DUBAI: Dubai’s Emaar Properties and state-owned developer Nakheel have put on hold plans to issue US dollar-denominated bonds, Emaar and sources familiar with the bond issues said, amid a real estate downturn and volatility in emerging markets.
Emaar told Reuters that it had put on hold a planned bond issue, blaming rising interest rates but did not elaborate. Nakheel declined to comment.
Three financial sources said the firms had planned dollar-denominated sukuk, or Islamic bonds, and would have had to pay a yield premium to attract enough investors due to concerns about Dubai’s property price slide and emerging market volatility.
Dubai property prices have fallen since a mid-2014 peak, hurt by a period of weak oil prices and muted sales, although the slide has not come close to the more than 50 percent plunge seen in 2009-2010, which pushed Dubai close to a debt default.
Residential prices fell 6 to 10 percent in 2018 and are expected to drop 5 to 10 percent more this year, according to Savills. The drop has hurt developer earnings.
Emaar, developer of Burj Khalifa, the world’s tallest building, reported a 29 percent fall in the third quarter last year, while Dubai’s second-largest listed developer DAMAC reported a 68 percent drop.
The financial sources said Emaar and Nakheel hired banks a few months ago to issue Islamic bonds but shelved the plans.
An Emaar spokesperson said its decision to put its plan on hold was not linked to the property market performance.
“The bond was considered more than a year ago and was put on hold due to increasing interest rates. The decision was not based on market conditions,” the spokesperson said.
Dubai government owns a minority stake in Emaar.
Nakheel, developer of palm shaped islands off Dubai, was one of the worst hit by Dubai’s 2009-2010 real estate crash, forcing it into a massive debt restructuring. It has not issued public debt since it nearly defaulted in 2009.
The market downturn has put pressure on property companies’ existing bonds, which investors use as a parameter to establish the price of new debt sales from borrowers in the same sector.

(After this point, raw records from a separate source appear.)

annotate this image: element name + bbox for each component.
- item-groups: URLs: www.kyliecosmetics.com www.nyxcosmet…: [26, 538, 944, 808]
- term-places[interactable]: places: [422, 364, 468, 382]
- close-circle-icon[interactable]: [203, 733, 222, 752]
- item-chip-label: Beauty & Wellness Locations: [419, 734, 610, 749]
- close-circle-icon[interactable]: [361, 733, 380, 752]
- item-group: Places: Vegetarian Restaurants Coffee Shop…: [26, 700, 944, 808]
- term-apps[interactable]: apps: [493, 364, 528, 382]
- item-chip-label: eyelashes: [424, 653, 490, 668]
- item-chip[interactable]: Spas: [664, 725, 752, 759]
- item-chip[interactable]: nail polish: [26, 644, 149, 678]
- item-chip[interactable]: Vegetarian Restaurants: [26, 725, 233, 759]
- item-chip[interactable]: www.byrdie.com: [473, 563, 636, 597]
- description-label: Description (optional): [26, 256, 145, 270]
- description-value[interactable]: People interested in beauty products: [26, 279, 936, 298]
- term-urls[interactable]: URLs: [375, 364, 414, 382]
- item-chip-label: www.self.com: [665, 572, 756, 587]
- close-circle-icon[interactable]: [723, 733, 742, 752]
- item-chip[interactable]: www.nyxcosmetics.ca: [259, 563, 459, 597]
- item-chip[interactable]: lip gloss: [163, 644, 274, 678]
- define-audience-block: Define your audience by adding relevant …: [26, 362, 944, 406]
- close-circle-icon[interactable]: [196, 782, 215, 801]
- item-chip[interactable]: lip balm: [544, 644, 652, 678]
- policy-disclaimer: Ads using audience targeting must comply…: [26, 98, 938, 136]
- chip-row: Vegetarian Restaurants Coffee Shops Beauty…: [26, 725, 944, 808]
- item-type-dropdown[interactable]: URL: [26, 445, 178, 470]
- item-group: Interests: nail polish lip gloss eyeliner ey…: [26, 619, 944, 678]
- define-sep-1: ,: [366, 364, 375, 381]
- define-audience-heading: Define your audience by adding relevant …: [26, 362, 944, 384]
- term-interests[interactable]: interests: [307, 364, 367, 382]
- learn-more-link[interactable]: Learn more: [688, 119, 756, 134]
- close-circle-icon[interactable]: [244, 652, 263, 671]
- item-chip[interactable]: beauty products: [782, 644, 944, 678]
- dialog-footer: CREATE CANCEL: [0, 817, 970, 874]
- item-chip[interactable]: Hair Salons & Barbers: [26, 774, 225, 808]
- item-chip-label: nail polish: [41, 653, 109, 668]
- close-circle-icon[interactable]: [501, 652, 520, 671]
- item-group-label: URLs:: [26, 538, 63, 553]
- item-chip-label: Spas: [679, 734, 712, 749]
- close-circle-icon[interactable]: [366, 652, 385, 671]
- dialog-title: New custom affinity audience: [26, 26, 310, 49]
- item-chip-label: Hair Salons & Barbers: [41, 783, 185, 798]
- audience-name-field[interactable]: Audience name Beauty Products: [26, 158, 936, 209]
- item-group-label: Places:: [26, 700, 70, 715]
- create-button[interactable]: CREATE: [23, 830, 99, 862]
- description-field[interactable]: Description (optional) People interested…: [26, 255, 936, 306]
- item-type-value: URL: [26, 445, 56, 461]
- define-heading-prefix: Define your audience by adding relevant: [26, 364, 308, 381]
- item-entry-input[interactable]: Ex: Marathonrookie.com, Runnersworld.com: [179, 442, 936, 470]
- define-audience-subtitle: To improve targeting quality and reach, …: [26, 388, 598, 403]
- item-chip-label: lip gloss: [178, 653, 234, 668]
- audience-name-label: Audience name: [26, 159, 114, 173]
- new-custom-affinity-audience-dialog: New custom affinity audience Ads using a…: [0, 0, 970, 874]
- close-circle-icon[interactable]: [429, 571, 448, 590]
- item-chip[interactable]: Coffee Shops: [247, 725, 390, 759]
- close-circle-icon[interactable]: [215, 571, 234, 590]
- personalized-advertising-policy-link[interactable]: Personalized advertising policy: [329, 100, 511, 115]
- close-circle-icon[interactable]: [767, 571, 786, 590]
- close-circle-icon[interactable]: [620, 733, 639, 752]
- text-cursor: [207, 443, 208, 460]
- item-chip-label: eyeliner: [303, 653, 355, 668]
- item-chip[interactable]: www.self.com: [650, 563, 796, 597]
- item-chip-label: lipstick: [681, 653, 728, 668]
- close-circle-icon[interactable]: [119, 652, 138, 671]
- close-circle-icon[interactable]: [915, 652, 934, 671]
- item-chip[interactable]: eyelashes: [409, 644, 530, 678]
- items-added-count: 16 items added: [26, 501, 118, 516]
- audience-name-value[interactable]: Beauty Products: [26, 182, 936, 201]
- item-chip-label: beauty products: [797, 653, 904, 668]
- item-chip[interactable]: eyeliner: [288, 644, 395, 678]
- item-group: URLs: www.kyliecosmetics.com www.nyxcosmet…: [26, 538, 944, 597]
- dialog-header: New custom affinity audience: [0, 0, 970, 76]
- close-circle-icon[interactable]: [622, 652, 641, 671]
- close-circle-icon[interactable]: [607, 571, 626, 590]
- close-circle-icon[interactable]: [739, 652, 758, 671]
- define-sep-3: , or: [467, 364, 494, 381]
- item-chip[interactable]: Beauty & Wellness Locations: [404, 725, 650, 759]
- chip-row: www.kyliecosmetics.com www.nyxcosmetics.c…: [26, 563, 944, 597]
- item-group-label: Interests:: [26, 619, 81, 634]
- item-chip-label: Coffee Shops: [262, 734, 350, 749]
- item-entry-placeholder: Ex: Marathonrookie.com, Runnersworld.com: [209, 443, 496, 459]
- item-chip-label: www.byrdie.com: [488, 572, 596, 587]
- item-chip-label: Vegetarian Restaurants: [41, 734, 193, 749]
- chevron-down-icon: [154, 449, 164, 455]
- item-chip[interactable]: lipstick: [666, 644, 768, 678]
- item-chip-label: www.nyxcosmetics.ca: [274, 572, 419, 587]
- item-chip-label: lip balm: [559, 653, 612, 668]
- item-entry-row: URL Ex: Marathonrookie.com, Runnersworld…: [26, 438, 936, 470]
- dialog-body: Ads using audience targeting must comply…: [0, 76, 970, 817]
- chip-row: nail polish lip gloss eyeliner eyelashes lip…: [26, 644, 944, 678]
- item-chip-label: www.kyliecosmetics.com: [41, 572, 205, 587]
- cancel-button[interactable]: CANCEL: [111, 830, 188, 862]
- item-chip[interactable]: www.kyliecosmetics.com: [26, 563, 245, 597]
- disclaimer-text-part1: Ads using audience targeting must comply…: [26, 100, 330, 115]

In secondary debt markets, yields of bonds issued by Dubai developers have risen significantly over the past few months, underperforming corporate debt from other sectors.
DAMAC’s $500 million sukuk due in 2022 and $400 million Islamic paper due in 2023 saw their yields spike by over 200 bps and 150 bps, respectively, since early November.
BofA Merrill Lynch last week forecasted weaker booked sales and gross margin for DAMAC, saying it was likely to be pressured by the property market and upcoming debt and land payments.
DAMAC did not immediately respond to a request for comment.
Yields on a $600 million sukuk issued by private developer Meraas, due in 2022, have jumped by around 120 basis points in the same period. Meraas declined to comment on the move.